With nearly 500,000 members in California, Michigan, Utah and Washington state, Molina‘s earnings rose to $30.5 million last year, up from $2.6 million in 1998. The Long Beach-based health maintenance organization is now preparing to go public in a $115 million stock offering.
The size of Molina‘s profits is “shocking,” Jerry Flanagan, a director with the Foundation for Taxpayer and Consumer Rights, a Santa-Monica-based nonprofit group, told the Los Angeles Times for Sunday editions. “HMOs that are serving the lowest-income population on the state’s dime are making huge profits. It’s a great time to be an HMO investor but a bad time to be a patient.”
Molina executives declined comment, citing a Securities and Exchange Commission quiet period for companies preparing to go public.
In regulatory filings, the HMO attributes its financial success to providing efficient medical care and to its experience serving culturally diverse communities.

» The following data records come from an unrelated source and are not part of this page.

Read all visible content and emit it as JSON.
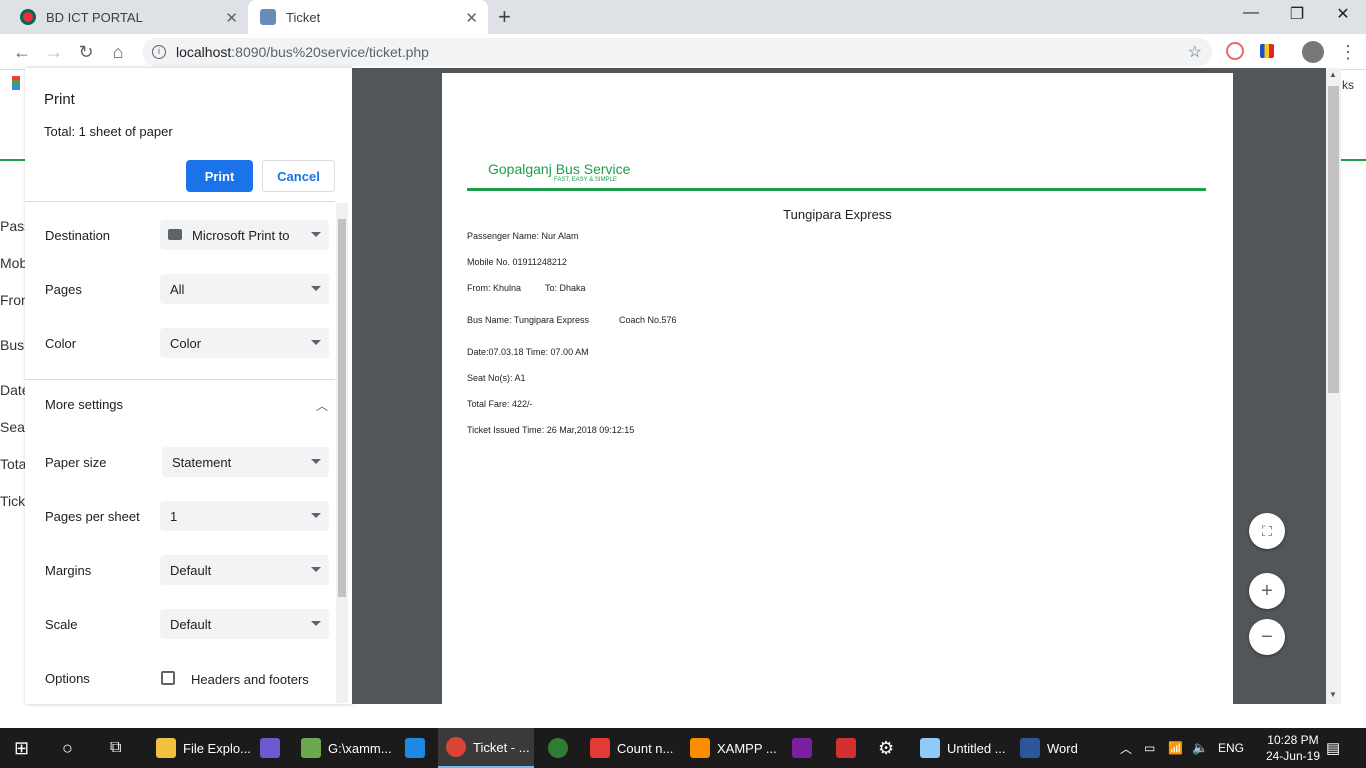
{
  "browser": {
    "tabs": [
      {
        "title": "BD ICT PORTAL",
        "favicon": "bd-flag-icon"
      },
      {
        "title": "Ticket",
        "favicon": "bus-icon"
      }
    ],
    "url_host": "localhost",
    "url_path": ":8090/bus%20service/ticket.php"
  },
  "background_labels": [
    "Pass",
    "Mob",
    "Fron",
    "Bus",
    "Date",
    "Seat",
    "Tota",
    "Tick"
  ],
  "bookmarks_tail": "ks",
  "print": {
    "title": "Print",
    "total": "Total: 1 sheet of paper",
    "print_label": "Print",
    "cancel_label": "Cancel",
    "destination_label": "Destination",
    "destination_value": "Microsoft Print to",
    "pages_label": "Pages",
    "pages_value": "All",
    "color_label": "Color",
    "color_value": "Color",
    "more_settings_label": "More settings",
    "paper_size_label": "Paper size",
    "paper_size_value": "Statement",
    "pages_per_sheet_label": "Pages per sheet",
    "pages_per_sheet_value": "1",
    "margins_label": "Margins",
    "margins_value": "Default",
    "scale_label": "Scale",
    "scale_value": "Default",
    "options_label": "Options",
    "headers_footers_label": "Headers and footers"
  },
  "ticket": {
    "brand": "Gopalganj Bus Service",
    "tagline": "FAST, EASY & SIMPLE",
    "title": "Tungipara Express",
    "passenger": "Passenger Name: Nur Alam",
    "mobile": "Mobile No. 01911248212",
    "from": "From: Khulna",
    "to": "To: Dhaka",
    "bus_name": "Bus Name: Tungipara Express",
    "coach": "Coach No.576",
    "date_time": "Date:07.03.18 Time: 07.00 AM",
    "seat": "Seat No(s): A1",
    "fare": "Total Fare: 422/-",
    "issued": "Ticket Issued Time: 26 Mar,2018 09:12:15"
  },
  "taskbar": {
    "items": [
      "File Explo...",
      "G:\\xamm...",
      "Ticket - ...",
      "Count n...",
      "XAMPP ...",
      "Untitled ...",
      "Word"
    ],
    "lang": "ENG",
    "time": "10:28 PM",
    "date": "24-Jun-19"
  },
  "colors": {
    "accent": "#1a73e8",
    "brand_green": "#1e9e4a",
    "preview_bg": "#525659"
  }
}
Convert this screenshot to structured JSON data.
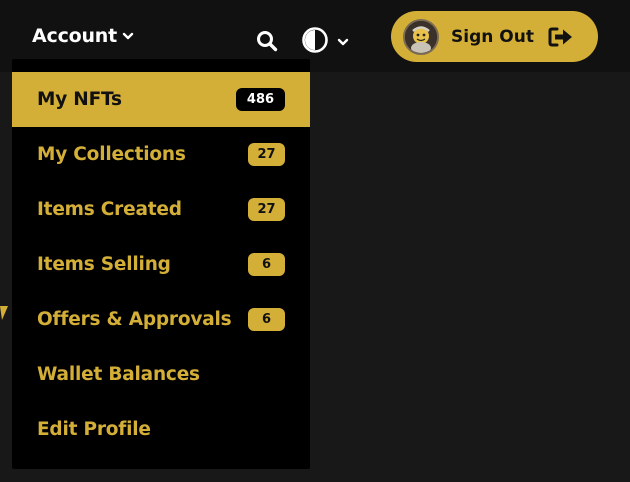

Molina caters to patients in inner cities, focusing on Hispanics, blacks, Asians and Russians. Nearly all its $644 million in revenue last year came from Medicaid, which is supported by state and federal funds and covers about 47 million people nationwide, more than half of them children.
“They seem to have the formula in place,” said David Menlow, president of IPO Financial.com, a New Jersey data service that tracks initial public offerings.
But according to some health professionals, consumer advocates and independent reviews, Molina partly profits because its members do not see doctors when they should and may not complain when they are denied care.
Reports from the state of California and an independent health care analyst who researches HMOs show that Molina‘s pediatric patients in California and Michigan tend to have immunization rates well below the statewide average.
In addition, Molina and other HMOs that serve Medicaid patients in California readily shift care of acutely ill children to state programs such as California Children Services, thereby reducing their exposure to some of the most expensive cases.
As an HMO, Molina gets set monthly payments from the government based on its Medicaid enrollment, not on the number of patients seen or services provided.
Dr. Ellis Beesley, a Los Angeles pediatrician on contract with Molina, says the HMO makes money by underpaying doctors. If Molina gets $40 a month from the state for each member, he might get $10 to $12 a month from Molina for each patient that has picked him for a doctor, he said.
That fee doesn’t increase even during the flu season, when a child may come see him several times a month, Beesley told the Times. “So where does that extra $30 go? They are making money because they don’t pay the physician properly.”
But Molina also has its supporters, including Julie Olson, a director in the Utah Department of Health. “Molina has done a good job for us. They are very good a looking at what is the most cost-effective solution for the patient to get care,” she said.
When Molina makes its stock offering through underwriter Banc of America Securities, it will join a few major Medicaid HMOs that have gone public in recent years, including Amerigroup Corp. of Virginia Beach, Va. and Centene Corp. of St. Louis, Mo.